Saturday, 17 September 2011

Molehills are boring! I WANT HIMALAYAS!

I've been thinking about the human attitude to doing good stuff, and I've had a thought. To (hopefully) explain it, I'm going to thrust a fictional scenario in your direction.

A man has put on an event to help send money out to starving African children. The event is one of those where there isn't a ticket price, but a lovely big donation bucket to add to as you walk in. A woman walks up to the entrance and puts 50p in the bucket. The man, who is standing behind the bucket for some reason, asks her why she put so little in the bucket, and does she really think that's enough. She responds by explaining she is a recently-single mother with three kids to look after struggling to keep her job, and can't afford to donate a great deal more. The man's reply is something along the lines of "the Africans are suffering too! Think about them!"

The thing I want to get across is that the man isn't interested in the woman's problems, even though he has met her and she would be much easier for him to help than the random African kids. He's more concerned about the people he's never met in a land far far away.

As a song from Evita claims, "distance lends enchantment". It's so much more romantic to try and help those far away in situations we can barely even imagine.
There's no logical reason for wanting to help the far-away as opposed to the close. The single unemployed mother down the road is going to make much better use of your ten pounds than Unicef is, since the money is more concentrated. You're not sharing your donation out between hundreds of millions.

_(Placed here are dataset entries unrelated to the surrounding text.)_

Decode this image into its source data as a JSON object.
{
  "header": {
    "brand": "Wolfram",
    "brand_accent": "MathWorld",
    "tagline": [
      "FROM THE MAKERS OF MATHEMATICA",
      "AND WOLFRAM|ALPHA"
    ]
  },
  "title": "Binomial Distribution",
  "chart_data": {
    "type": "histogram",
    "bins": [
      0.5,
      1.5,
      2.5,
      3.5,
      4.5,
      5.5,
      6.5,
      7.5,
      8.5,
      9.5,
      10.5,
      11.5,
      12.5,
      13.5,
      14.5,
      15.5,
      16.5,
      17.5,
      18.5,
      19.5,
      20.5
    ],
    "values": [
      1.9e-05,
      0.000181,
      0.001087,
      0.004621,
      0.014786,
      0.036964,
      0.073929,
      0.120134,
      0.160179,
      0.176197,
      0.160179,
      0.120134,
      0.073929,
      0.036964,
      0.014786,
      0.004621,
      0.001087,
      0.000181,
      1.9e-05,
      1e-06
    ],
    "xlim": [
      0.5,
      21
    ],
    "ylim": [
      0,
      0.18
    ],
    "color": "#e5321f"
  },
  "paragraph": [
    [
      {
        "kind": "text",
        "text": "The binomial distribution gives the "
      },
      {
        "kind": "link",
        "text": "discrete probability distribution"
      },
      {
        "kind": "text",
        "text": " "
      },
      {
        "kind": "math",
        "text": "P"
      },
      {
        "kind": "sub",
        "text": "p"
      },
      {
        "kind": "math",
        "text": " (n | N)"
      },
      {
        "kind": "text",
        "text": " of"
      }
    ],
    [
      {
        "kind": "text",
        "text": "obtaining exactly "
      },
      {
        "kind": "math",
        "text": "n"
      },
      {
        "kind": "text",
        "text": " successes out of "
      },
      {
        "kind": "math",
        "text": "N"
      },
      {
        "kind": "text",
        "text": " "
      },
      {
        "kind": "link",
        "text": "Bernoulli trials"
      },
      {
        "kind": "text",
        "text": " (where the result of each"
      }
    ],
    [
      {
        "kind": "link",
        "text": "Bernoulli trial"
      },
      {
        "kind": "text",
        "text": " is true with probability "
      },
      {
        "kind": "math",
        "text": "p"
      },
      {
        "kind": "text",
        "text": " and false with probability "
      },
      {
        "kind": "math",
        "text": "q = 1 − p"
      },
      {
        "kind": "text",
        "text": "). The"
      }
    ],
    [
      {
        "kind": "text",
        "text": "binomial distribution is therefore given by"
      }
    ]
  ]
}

But maybe that's just it. Maybe it's the sheer scope of poverty in the third world which makes it such an attractive cause to throw money at. I think it's perhaps down to that fundamental human drive to want to be a part of, and contribute to, something bigger than ourselves. Often, we interpret that as "the bigger the cause, the better!" Forgetting that every big problem is made of lots of small ones. The devil is in the detail. (Or some similar expression.)

Humans are often accused of "making mountains out of molehills". I think a just as common attitude is to overlook the molehills and run straight for the tallest and most exciting mountains, and probably tripping up in the process.

I don't think it's necessarily a bad thing that we are more attracted to what we see as bigger problems. And I obviously I think trying to improve lives in the third world is good. It just interests me.